When I thought I was pregnant and would need an abortion, I couldn't speak about it to Les. I didn't want the confrontation of him wanting me to have a baby. I knew Brenda would urge me to change my mind, but I could say "no" to her and know she'd still be with me.
This last statement, about keeping an abortion decision secret from a partner, is Lee's. A single woman, she confided in a close friend rather than her boyfriend. One might think that this would rarely happen in a marriage. Informal discussion with health clinic workers discourages such a conclusion, however. On the abortion decision, as on less momentous issues of individual autonomy, women often feel too powerless to hold their own in debate with their husbands. The finding that women avoid discussing issues concerning autonomy with their husbands—and that they prefer to engage these issues with friends—is one of the strongest patterns that emerge in this research.

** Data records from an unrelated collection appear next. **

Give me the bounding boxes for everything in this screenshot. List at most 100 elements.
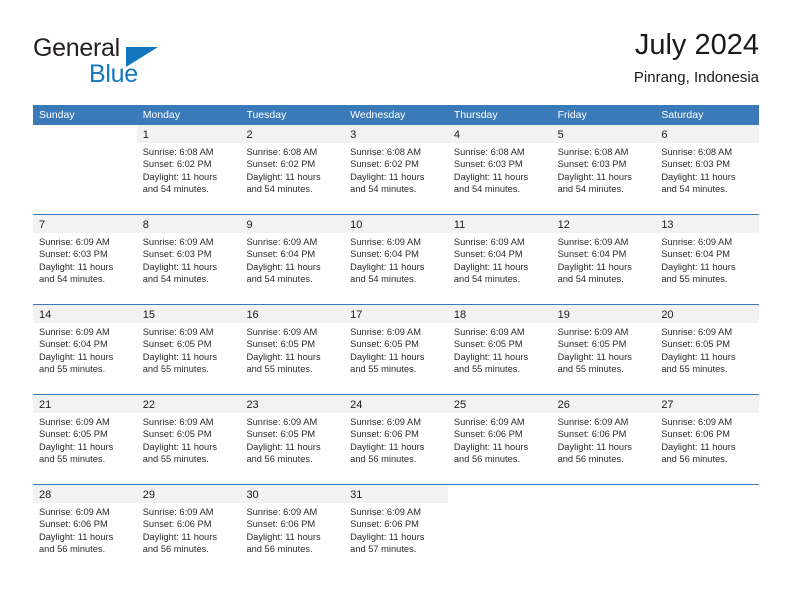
sunset-text: Sunset: 6:06 PM bbox=[142, 519, 212, 530]
calendar-day-cell[interactable]: 16 Sunrise: 6:09 AM Sunset: 6:05 PM Dayligh… bbox=[240, 305, 345, 394]
calendar-day-cell[interactable]: 11 Sunrise: 6:09 AM Sunset: 6:04 PM Dayligh… bbox=[447, 215, 552, 304]
daylight-text-line1: Daylight: 11 hours bbox=[661, 441, 736, 452]
page-header: General Blue July 2024 Pinrang, Indonesi… bbox=[33, 28, 759, 96]
sunrise-text: Sunrise: 6:09 AM bbox=[661, 327, 733, 337]
day-sun-info: Sunrise: 6:08 AM Sunset: 6:02 PM Daylight:… bbox=[137, 143, 241, 195]
day-number: 13 bbox=[661, 219, 674, 231]
sunrise-text: Sunrise: 6:09 AM bbox=[39, 417, 110, 427]
sunset-text: Sunset: 6:04 PM bbox=[557, 249, 627, 260]
calendar-day-cell[interactable]: 28 Sunrise: 6:09 AM Sunset: 6:06 PM Dayligh… bbox=[33, 485, 137, 574]
calendar-day-cell[interactable]: 19 Sunrise: 6:09 AM Sunset: 6:05 PM Dayligh… bbox=[551, 305, 656, 394]
sunrise-text: Sunrise: 6:09 AM bbox=[39, 237, 110, 247]
day-number bbox=[448, 489, 454, 501]
calendar-day-cell-empty bbox=[448, 485, 552, 574]
calendar-day-cell[interactable]: 25 Sunrise: 6:09 AM Sunset: 6:06 PM Dayligh… bbox=[447, 395, 552, 484]
daylight-text-line2: and 54 minutes. bbox=[453, 273, 521, 284]
daylight-text-line2: and 56 minutes. bbox=[142, 543, 209, 554]
day-number-band bbox=[33, 125, 137, 143]
day-sun-info: Sunrise: 6:09 AM Sunset: 6:05 PM Daylight:… bbox=[448, 323, 552, 375]
title-block: July 2024 Pinrang, Indonesia bbox=[634, 28, 759, 88]
calendar-day-cell[interactable]: 7 Sunrise: 6:09 AM Sunset: 6:03 PM Daylight… bbox=[33, 215, 137, 304]
calendar-day-cell[interactable]: 14 Sunrise: 6:09 AM Sunset: 6:04 PM Dayligh… bbox=[33, 305, 137, 394]
day-sun-info: Sunrise: 6:08 AM Sunset: 6:03 PM Daylight:… bbox=[448, 143, 552, 195]
day-number-band: 19 bbox=[551, 305, 656, 323]
day-sun-info: Sunrise: 6:09 AM Sunset: 6:05 PM Daylight:… bbox=[344, 323, 448, 375]
day-number: 8 bbox=[142, 219, 149, 231]
calendar-day-cell[interactable]: 10 Sunrise: 6:09 AM Sunset: 6:04 PM Dayligh… bbox=[344, 215, 448, 304]
day-number: 10 bbox=[350, 219, 363, 231]
day-number-band: 4 bbox=[447, 125, 552, 143]
calendar-day-cell[interactable]: 26 Sunrise: 6:09 AM Sunset: 6:06 PM Dayligh… bbox=[551, 395, 656, 484]
calendar-day-cell[interactable]: 15 Sunrise: 6:09 AM Sunset: 6:05 PM Dayligh… bbox=[136, 305, 241, 394]
day-number-band: 9 bbox=[240, 215, 345, 233]
day-number: 1 bbox=[142, 129, 149, 141]
calendar-day-cell[interactable]: 27 Sunrise: 6:09 AM Sunset: 6:06 PM Dayligh… bbox=[655, 395, 760, 484]
daylight-text-line1: Daylight: 11 hours bbox=[142, 171, 217, 182]
sunrise-text: Sunrise: 6:09 AM bbox=[350, 237, 421, 247]
day-sun-info: Sunrise: 6:09 AM Sunset: 6:06 PM Daylight:… bbox=[448, 413, 552, 465]
generalblue-logo[interactable]: General Blue bbox=[33, 34, 213, 88]
calendar-day-cell[interactable]: 13 Sunrise: 6:09 AM Sunset: 6:04 PM Dayligh… bbox=[655, 215, 760, 304]
calendar-day-cell[interactable]: 18 Sunrise: 6:09 AM Sunset: 6:05 PM Dayligh… bbox=[447, 305, 552, 394]
sunrise-text: Sunrise: 6:09 AM bbox=[350, 327, 421, 337]
calendar-day-cell-empty bbox=[655, 485, 759, 574]
sunrise-text: Sunrise: 6:08 AM bbox=[557, 147, 629, 157]
day-number-band: 29 bbox=[136, 485, 241, 503]
daylight-text-line2: and 55 minutes. bbox=[557, 363, 624, 374]
day-number: 14 bbox=[39, 309, 52, 321]
calendar-day-cell[interactable]: 1 Sunrise: 6:08 AM Sunset: 6:02 PM Daylight… bbox=[136, 125, 241, 214]
sunset-text: Sunset: 6:05 PM bbox=[453, 339, 523, 350]
day-number-band: 25 bbox=[447, 395, 552, 413]
calendar-day-cell[interactable]: 31 Sunrise: 6:09 AM Sunset: 6:06 PM Dayligh… bbox=[344, 485, 448, 574]
daylight-text-line2: and 54 minutes. bbox=[557, 273, 624, 284]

Friends' special exchange of thoughts about autonomy or individuality is indicated also among the responses to questions probing various personal exchanges. The question, Is there anyone who encourages you to try new experiences or activities?, elicited the names of close friends or kin—but not of husbands—from over half of the married women. Women included their husbands in answering most of the other thirty-three questions of this kind. I pick up this issue of friendship and autonomy again in chapter 4.
As unique values of close friendship, then, women described intimacy in self-disclosure and a mutual validation of individual activity and inner self through understanding and deep affection. Such descriptions of intimacy and emotional depth are worlds apart from Robert Nishet's depiction of modern friendship as "pseudo-intimacy with others, a kind, of pathetic dependence on the superficial symbols of friendship."[9] In fact, they are close to Ernest Burgess's transports on companionate marriage.